Diese Überlegung dürfte ein Grund dafür sein, dass der ukrainische Präsident Wolodimir Selenski, der sich bisher immer gegen eine Waffenruhe ausgesprochen hat, nun nach eigenen Angaben zu einer Feuerpause bereit ist. Das klingt, als sei er zu dem Schluss gekommen, er müsse Trump ein Zugeständnis machen. Allerdings koppelt Selenski dieses Zugeständnis an die Aufnahme der nicht von Russland besetzten ukrainischen Gebiete in die Nato. Wenn Kiew sich schon ins Unausweichliche fügen müsse, dann könne es zumindest einen möglichst hohen Preis fordern, beschreiben Diplomaten Selenskis Logik.
Der unbesetzte Teil der Ukraine, der in die Nato aufgenommen würde, stünde nach diesem Plan dann unter dem Schutz der Allianz, also auch der Vereinigten Staaten. Schon nächste Woche, beim letzten Aussenministertreffen der Nato, an dem die USA noch nicht von einem von Trump ernannten Minister vertreten würden, solle die Ukraine eine Beitrittseinladung erhalten, fordert Selenski.

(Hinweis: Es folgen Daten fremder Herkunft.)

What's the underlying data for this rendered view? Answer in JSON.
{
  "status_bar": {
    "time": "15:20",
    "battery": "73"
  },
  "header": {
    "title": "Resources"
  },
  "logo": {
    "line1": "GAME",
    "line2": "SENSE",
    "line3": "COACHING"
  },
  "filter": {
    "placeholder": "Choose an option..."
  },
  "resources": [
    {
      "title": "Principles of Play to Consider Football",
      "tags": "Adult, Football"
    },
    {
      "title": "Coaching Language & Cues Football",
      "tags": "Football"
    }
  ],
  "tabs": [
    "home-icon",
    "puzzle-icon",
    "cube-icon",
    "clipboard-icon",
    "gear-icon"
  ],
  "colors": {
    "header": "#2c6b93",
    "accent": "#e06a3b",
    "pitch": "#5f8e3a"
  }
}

Kallas glaubt an Nato-Mitgliedschaft
Auch Kallas ist davon überzeugt, dass eine Waffenruhe – oder auch eine verhandelte Friedenslösung – in der Ukraine in der Praxis nur dann glaubwürdig abgesichert werden kann, wenn die Nato das Land aufnimmt und dessen Sicherheit vor Russland garantiert. «Es wird jetzt viel spekuliert, was passiert, wenn dies oder das passiert. Wer sichert dann den Frieden?», sagt sie. «Ich bin da ganz klar: Die stärkste Sicherheitsgarantie ist die Nato-Mitgliedschaft. Alle anderen Dinge sind nicht so eindeutig.»
Die Entsendung einer europäischen Schutztruppe, wie sie in manchen politischen Kreisen diskutiert wird, sieht Kallas hingegen eher skeptisch – eine Meinung, die militärisch durchaus realistisch sein dürfte, die aber für die ranghöchste Sicherheitspolitikerin der EU trotzdem bemerkenswert ist. Das mag auch daran liegen, dass Kallas den Rollenwechsel von der Regierungschefin des stolzen – und gut vor Russland geschützten – Nato-Mitglieds Estland zur Aussenbeauftragten der Europäischen Union vielleicht noch nicht ganz vollendet hat. Eine Fahrt im Nachtzug von Przemyśl nach Kiew reicht dafür wohl auch nicht.